Or, Entrepreneurship in the United States is in Decline, Part IV.
Those that keep up with my blog have read a few pieces about this disastrous trend here, and now we’ve got further evidence, of just how bad it really is.
New businesses start-ups are down from 15% of the economy 20 years ago – all the way down to 8% today. That’s a nasty stat.
Small and medium size businesses are paying twice the corporate tax rate of large corporations. That’s an even nastier stat.
Regulations and government financing programs tilt the playing field even more dramatically in favor of large and older businesses. Unfortunately larger size and older businesses are the very same ones that don’t create new jobs. Now we get more data demonstrating that small size businesses also have had a tough time getting loans, since 2008!
According to the Federal Deposit Insurance Corp (FDIC) banks held only $585 billion in loans to small businesses, up 1% from last September. Sound good? Not really, since that number is still 18% less than the peak of $711 billion in 2008.
That’s right, the total amount loaned out right now to the small business community is still below the levels at the beginning of this economic debacle. Another way of looking at that number is that the small business community, badly in need of credit, after struggling through 6 years of an undeclared Depression, has $125 Billion less in loans on the books.
It’s not just the amount of money available to small businesses that has declined.
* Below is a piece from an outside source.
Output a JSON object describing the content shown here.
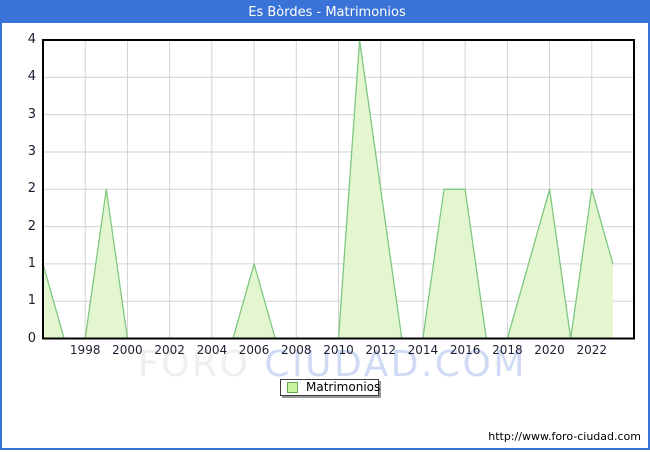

The total number of loans for $1 million — or less — held by banks is down 14% to 23.5 million since 2008. Translation? In one third of the nation; small-business lending remains below 2005 levels. That was almost 10 years ago. Ten years is a long time for a large economy not to make any progress. That last estimate isn’t mine; it’s from PayNet Inc., a Skokie, Ill., tracker of loans by banks, corporations and alternative lenders such as finance companies.
Lending itself, to all size businesses combined — did not contract — in fact it rose by 9% since 2008. So, large businesses and medium size businesses, have been able to borrow over $500 billion extra to expand, survive, and have received the additional credit to do all that, while simultaneously, the small business community has been starved for capital by a more than a $100 billion reduction in available credit. If that seems really stupid to you, it’s because it is.
The government is in control of this process and they’ve done a terrible job of protecting the most important segment of the economy; the part that creates new jobs, new corporations, new business models, and introduces the most innovation at the consumer level.
That innovation and accompanying increase in marginal productivity is the source of eventual prosperity for all.
Shame on the Federal Reserve, Wall Street, the White House, and Congress, America’s small business owners don’t deserve this treatment, and hurting them, has hurt us all.